For the past several years, the Weissman School of Arts and Sciences held an Art-a-Thon. The Art-a-Thon is a day-long event that takes place in the spring and celebrates all types of artistic endeavors. Throughout the day students and faculty come together to create new things and explore new ideas.
The Weissman School of Arts and Sciences is proud to offer the Milt Hinton Jazz Perspectives Concert Series. The concept for the series was inspired by the presence of bassist Milt Hinton at Baruch College who led a weekly afternoon jazz workshop beginning in 1992. Hinton, fondly called “The Judge,” is regarded as the dean of jazz bass players. You can see vintage film of Hinton here.
The Paul Andre Feit Fund sponsors Latin American, Latino, and Caribbean events at Baruch. In addition to an annual lecture by a distinguished scholar in the field, the fund sponsors lectures, field trips, and students events.
Students can also take advantage of the Sidney Harman Writer-in-Residence program, which brings a distinguished writer to campus every semester. Writers such as Colum McCann, Anita Desai, Lorrie Moore, and Paul Auster transform the Weissman School of Arts and Sciences landscape by offering master classes, lectures, readings, and workshops for gifted students.
Our long list of past and current speakers, performers, and teachers at Baruch College includes Grammy, Pulitzer, and Nobel Prize winners such as Tito Puente, Winton Marsalis, Tony Kushner, Edward Albee, and U.S. Poet Laureate Charles Simic. Be sure to visit the Baruch Performing Arts Center and the Baruch College’s Sidney Mishkin Gallery, a thriving exhibition space that puts on a number of noteworthy shows each year.
The Sandra Kahn Wasserman Jewish Studies Center in the Weissman School of Arts and Sciences at Baruch College reflects the legacy and heritage of the college, its tradition of educating New York City immigrants, its diverse population, and its special relationship to and place within Manhattan.

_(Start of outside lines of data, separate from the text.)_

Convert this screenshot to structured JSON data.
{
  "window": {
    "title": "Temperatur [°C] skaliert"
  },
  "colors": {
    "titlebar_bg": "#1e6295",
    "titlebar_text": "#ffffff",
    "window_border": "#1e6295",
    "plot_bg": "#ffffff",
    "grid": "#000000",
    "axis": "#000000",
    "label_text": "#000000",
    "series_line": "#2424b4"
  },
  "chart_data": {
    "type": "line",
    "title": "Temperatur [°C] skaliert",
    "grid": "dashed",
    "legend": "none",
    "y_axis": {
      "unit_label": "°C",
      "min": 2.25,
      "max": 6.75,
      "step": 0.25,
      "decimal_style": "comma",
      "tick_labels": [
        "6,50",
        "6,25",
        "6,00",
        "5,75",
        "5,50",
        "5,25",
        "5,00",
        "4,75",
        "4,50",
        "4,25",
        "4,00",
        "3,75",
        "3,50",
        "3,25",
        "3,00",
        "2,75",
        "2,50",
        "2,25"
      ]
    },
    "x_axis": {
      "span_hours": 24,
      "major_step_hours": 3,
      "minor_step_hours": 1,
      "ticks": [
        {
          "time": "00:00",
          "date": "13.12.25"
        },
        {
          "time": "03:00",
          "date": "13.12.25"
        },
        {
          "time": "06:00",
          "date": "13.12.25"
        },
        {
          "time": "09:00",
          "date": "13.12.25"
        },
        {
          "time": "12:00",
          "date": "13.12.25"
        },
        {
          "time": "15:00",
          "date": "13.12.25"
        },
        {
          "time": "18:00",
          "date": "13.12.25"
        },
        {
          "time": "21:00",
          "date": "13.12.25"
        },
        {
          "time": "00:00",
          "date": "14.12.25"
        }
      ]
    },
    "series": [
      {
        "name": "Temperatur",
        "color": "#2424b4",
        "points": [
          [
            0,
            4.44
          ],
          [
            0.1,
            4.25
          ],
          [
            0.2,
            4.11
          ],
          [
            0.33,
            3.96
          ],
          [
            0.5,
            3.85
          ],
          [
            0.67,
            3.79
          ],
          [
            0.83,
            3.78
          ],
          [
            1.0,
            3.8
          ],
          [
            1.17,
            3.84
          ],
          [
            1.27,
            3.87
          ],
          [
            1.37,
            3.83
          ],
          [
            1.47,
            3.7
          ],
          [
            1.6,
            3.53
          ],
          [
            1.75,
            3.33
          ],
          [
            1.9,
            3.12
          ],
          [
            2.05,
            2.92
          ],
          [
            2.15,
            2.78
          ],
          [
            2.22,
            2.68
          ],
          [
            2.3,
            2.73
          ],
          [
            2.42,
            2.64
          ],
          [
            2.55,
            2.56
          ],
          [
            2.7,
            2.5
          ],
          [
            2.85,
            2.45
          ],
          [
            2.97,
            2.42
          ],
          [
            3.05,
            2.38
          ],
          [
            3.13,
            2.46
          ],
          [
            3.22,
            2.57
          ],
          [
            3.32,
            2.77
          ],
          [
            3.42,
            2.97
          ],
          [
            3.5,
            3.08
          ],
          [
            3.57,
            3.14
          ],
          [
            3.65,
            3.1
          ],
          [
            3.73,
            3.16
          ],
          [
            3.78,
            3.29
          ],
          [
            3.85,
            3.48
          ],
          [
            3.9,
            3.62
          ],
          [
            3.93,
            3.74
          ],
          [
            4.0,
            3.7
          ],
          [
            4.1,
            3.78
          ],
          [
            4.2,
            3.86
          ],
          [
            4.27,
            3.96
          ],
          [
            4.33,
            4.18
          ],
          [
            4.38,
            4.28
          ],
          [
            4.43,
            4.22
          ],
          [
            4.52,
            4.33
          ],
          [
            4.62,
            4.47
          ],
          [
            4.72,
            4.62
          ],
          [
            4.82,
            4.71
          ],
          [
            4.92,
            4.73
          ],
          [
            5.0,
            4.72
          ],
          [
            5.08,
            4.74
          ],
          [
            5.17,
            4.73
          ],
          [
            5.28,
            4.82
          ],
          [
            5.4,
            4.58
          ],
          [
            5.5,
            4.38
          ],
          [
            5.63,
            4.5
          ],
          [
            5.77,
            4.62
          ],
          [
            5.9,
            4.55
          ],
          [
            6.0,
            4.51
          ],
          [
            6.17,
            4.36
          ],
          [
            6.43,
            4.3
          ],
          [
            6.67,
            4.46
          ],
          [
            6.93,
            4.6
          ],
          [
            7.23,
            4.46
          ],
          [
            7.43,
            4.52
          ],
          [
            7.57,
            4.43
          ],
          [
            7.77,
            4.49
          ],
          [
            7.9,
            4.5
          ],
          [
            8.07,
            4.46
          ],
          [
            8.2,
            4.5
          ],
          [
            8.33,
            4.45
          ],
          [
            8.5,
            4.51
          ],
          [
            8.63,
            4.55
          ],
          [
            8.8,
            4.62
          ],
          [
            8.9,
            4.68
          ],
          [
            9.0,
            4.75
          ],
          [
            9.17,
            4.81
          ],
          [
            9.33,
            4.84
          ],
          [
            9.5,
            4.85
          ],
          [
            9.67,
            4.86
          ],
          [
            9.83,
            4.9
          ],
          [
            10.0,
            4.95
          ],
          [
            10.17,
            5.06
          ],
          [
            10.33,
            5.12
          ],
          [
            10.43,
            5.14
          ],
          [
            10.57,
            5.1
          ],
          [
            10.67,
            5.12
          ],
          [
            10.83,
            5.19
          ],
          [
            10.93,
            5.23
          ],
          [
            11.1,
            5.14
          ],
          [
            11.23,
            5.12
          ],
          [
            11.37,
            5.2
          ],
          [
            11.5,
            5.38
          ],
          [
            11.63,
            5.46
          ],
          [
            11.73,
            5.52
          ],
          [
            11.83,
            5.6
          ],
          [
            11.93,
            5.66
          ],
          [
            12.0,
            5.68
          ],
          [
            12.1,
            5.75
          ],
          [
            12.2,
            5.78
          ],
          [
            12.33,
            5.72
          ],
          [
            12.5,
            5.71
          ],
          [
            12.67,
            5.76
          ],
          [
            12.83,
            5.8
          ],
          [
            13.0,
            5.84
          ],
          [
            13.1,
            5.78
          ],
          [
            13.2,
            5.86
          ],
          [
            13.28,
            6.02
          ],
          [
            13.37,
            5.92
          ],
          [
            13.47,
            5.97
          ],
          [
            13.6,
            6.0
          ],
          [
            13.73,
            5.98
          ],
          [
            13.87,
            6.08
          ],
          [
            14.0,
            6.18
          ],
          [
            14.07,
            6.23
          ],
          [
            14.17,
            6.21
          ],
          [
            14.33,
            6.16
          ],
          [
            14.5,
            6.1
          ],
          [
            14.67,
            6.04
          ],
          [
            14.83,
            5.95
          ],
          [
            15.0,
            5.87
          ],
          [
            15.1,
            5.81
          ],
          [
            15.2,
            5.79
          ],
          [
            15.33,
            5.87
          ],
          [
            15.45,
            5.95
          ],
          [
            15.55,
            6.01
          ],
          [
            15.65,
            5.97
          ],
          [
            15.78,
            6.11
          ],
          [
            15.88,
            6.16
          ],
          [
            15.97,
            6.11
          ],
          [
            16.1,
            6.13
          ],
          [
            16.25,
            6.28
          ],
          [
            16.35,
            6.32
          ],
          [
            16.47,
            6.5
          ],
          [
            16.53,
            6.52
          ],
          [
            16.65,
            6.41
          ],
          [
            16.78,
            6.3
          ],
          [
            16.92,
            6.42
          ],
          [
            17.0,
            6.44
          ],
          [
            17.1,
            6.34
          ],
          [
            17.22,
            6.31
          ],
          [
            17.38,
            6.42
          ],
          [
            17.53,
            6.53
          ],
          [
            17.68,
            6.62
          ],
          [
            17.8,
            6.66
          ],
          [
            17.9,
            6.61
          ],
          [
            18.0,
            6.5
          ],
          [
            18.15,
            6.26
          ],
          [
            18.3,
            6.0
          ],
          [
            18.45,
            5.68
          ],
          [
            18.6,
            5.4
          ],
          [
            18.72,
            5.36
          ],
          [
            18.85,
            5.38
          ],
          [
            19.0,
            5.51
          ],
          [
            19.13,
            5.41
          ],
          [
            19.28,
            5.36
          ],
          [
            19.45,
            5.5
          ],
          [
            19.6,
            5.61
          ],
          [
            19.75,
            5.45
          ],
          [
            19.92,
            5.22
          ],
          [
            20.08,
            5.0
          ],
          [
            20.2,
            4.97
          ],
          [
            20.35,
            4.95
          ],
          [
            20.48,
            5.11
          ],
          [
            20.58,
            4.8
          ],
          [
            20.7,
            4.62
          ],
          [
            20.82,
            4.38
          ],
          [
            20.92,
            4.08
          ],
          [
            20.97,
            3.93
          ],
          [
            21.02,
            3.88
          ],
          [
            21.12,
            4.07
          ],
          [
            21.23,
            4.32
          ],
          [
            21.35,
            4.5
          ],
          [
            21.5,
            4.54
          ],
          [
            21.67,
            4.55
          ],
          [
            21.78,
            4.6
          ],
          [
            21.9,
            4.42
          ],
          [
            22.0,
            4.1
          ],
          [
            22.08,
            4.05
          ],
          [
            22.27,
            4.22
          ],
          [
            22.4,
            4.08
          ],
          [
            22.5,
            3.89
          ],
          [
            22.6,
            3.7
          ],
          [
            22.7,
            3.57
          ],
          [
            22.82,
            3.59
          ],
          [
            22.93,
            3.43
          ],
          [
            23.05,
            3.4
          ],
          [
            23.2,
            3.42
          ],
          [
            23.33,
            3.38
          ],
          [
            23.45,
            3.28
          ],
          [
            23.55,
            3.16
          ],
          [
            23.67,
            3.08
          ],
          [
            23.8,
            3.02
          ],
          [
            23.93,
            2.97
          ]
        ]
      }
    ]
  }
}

Named after Sidney Mishkin (’34), the Mishkin Gallery presents exhibitions and public programs dedicated to education and advancing the understanding of modern and contemporary art, interdisciplinary cultural activity, and innovative artistic practice from around the world. Extending Baruch beyond its campus, the Mishkin Gallery promotes projects by artists who demonstrate how and why creative practice is a crucial force in nurturing diversity, tolerance and shaping culture.